Rule #5

Start on time and finish on time. If you start late, still finish on time.

Think of your writing moment like you would any other scheduled event, like a class. Here at CBS classes begin and end at all sorts of weird times because they are scheduled in 45 minute blocks with ten minute breaks. The first block starts at 8:00, the second 8:55, the third at 9:50, etc. While teachers sometimes lose track of time, no one thinks to “round off” the start time or finish time because that would cause all kinds of chaos for students trying to get from one class to another. The beginning and end of class is determined by the schedule.

If the teacher shows up late for class, she doesn’t ask the students to stay correspondingly late. She just makes do with the time she has left. Students, of course, would never demand that the class wait for them before it begins, or that it run late because they couldn’t be there on time. When coordinating groups of people, its natural to be a bit arbitrary about the time issue.

Now, it could be argued that writing is a not a group activity and therefore requires no coordination. Rule #5 is intended as a prohibition against this argument. Of course it is possible to shirk your writing time. No one will know. Except…
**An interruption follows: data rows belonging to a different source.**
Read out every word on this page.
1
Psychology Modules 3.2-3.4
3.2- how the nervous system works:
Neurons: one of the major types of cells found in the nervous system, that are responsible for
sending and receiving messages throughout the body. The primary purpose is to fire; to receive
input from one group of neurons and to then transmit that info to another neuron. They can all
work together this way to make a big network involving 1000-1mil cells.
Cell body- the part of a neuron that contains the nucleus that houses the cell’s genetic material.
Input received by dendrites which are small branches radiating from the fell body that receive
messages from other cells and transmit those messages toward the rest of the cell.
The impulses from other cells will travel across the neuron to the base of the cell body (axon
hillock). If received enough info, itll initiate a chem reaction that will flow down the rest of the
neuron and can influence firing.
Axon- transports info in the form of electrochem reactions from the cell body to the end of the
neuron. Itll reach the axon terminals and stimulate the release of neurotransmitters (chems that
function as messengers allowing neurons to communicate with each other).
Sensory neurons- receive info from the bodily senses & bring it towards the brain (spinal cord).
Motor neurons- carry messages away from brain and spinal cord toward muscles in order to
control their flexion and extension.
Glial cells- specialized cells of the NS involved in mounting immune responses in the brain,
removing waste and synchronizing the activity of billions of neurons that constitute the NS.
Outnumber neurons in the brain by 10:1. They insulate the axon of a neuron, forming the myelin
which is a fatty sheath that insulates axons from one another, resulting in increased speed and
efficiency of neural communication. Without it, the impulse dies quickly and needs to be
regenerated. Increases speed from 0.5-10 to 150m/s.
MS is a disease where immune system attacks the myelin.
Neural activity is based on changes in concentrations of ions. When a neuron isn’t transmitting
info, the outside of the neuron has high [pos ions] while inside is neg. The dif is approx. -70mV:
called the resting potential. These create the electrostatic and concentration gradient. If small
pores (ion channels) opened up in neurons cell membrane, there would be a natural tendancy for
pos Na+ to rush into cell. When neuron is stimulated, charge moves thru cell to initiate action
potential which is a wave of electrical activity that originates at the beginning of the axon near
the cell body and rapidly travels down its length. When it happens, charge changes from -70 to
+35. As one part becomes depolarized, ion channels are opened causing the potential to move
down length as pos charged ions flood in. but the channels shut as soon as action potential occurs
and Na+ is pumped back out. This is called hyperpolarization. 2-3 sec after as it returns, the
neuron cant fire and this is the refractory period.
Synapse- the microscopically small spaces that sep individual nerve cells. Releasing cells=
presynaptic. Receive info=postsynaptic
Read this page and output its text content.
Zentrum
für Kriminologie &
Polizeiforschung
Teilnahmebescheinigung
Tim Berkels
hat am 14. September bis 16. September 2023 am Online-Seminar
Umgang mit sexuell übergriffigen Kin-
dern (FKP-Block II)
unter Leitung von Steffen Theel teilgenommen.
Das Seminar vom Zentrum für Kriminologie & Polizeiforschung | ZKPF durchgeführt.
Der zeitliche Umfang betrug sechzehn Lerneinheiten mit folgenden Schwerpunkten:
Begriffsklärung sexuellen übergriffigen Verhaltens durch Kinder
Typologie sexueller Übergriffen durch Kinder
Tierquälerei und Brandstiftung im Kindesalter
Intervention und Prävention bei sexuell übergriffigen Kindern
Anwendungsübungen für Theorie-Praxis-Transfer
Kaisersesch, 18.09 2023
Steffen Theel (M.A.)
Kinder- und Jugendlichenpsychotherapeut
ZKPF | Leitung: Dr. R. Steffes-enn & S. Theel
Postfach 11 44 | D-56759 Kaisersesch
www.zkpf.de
There is the part of your that writes, the part of you that wants to get the writing done, and wants to become a better writer. That part of you is feeling disappointed and disoriented by your lack of discipline. You would apologize to your students for showing up late. And you wouldn’t keep them later as a punishment for your tardiness. Treat the part of you that writes with the same respect. Try to keep your appointment; but if you don’t begin on time, at least keep your promise to stop when you said you would. Remember that this is also a promise to the various parts of you that have other things to do.

Many people who fail to get their writing done at the time they had hoped (first thing in the morning, for example) carry the task around with them for the rest of the day, hoping they will get it done when an opportunity presents itself. Don’t do that. It will just make everything else you do less enjoyable, always burdened by this thing you’ve left undone. In fact, even the most planned activity comes to feel like an interruption, an obstruction to your writing. This means that what you are supposed to be doing doesn’t get the attention it deserves. And your writing, of course, is still not getting done.

So, when the time you had allotted to your writing passes, scratch it from your list of things to do today, whether or not you finished the paragraph or even managed to begin. Why worry today about what you have put off until tomorrow?